Teens planning to take out student loans in the near future should be prepared: Unless they’re looking for moral support, approaching the ‘rents for help might not be the best option.
Only 52% of parents plan to assist their kids with student loan payments, the lowest percentage on record, according to a new survey by Discover Student Loans.
That’s in spite of the fact that college costs are now higher than ever. In the past decade, in-state tuition for public four-year schools rose 4.2% per year, much higher than inflation, and experts say the trend will likely continue, MarketWatch reports. At the end of 2013, Americans owed a whopping $1.08 trillion of student-loan debt, a $114 billion increase over the year. More than 10% of student loans are over 90 days delinquent, a higher rate than credit cards, mortgages and auto loans.
It’s unclear exactly why parents are reluctant to help foot the bill for college, but the decision might be in their best interest. According to MarketWatch, households with teens and older kids are far behind on retirement savings. Among parents ages 45 to 54 who have saved something for their golden years, the average is only $60,000, and the average for people ages 55 to 64 is just $100,000.
Financial experts recommend having at least 11 times your final salary in the bank for retirement—but it’s projected that today’s workers will only have 8.8 times their final income. Saving for retirement becomes more difficult if parents take on the additional burden of their kids’ student debt.

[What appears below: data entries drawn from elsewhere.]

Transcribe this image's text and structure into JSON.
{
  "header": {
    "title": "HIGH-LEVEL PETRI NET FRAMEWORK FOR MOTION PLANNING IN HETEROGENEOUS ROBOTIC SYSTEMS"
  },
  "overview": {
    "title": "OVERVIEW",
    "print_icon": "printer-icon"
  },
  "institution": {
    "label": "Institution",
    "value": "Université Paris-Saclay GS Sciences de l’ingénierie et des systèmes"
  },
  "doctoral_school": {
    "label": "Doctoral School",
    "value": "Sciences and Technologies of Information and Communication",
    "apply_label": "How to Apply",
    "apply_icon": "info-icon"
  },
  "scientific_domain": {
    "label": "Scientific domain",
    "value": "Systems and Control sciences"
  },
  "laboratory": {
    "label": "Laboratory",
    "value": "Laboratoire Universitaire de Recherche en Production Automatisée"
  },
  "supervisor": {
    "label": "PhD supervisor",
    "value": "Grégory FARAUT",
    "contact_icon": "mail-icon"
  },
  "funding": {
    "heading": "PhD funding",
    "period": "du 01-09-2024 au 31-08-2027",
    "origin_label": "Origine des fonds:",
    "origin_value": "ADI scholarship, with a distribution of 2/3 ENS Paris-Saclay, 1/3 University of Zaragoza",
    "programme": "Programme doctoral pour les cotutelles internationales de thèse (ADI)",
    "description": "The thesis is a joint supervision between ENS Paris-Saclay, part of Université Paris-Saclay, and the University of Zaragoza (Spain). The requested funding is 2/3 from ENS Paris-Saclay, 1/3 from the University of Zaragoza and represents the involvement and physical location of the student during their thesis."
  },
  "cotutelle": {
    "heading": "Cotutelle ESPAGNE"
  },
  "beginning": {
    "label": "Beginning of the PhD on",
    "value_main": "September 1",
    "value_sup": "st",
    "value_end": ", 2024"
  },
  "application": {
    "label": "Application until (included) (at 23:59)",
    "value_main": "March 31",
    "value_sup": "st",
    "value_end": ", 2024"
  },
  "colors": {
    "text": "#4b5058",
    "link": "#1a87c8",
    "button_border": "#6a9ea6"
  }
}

Aside from shelling out cash, there are many ways parents can support children with loans. Discuss healthy budgeting and various repayment plans, such as consolidation and income-based options (including Obama’s recent expansion of his Pay As You Earn program). If your child is out of a job or is up against other major financial difficulties, a last resort is deferment or forbearance. It may be tempting to put loan payments off, but the debt will continue to accumulate interest.
If you want to help your child further, you may consider allowing him to move back in with you. Set expectations upfront, like being responsible for chores or paying a small amount of rent.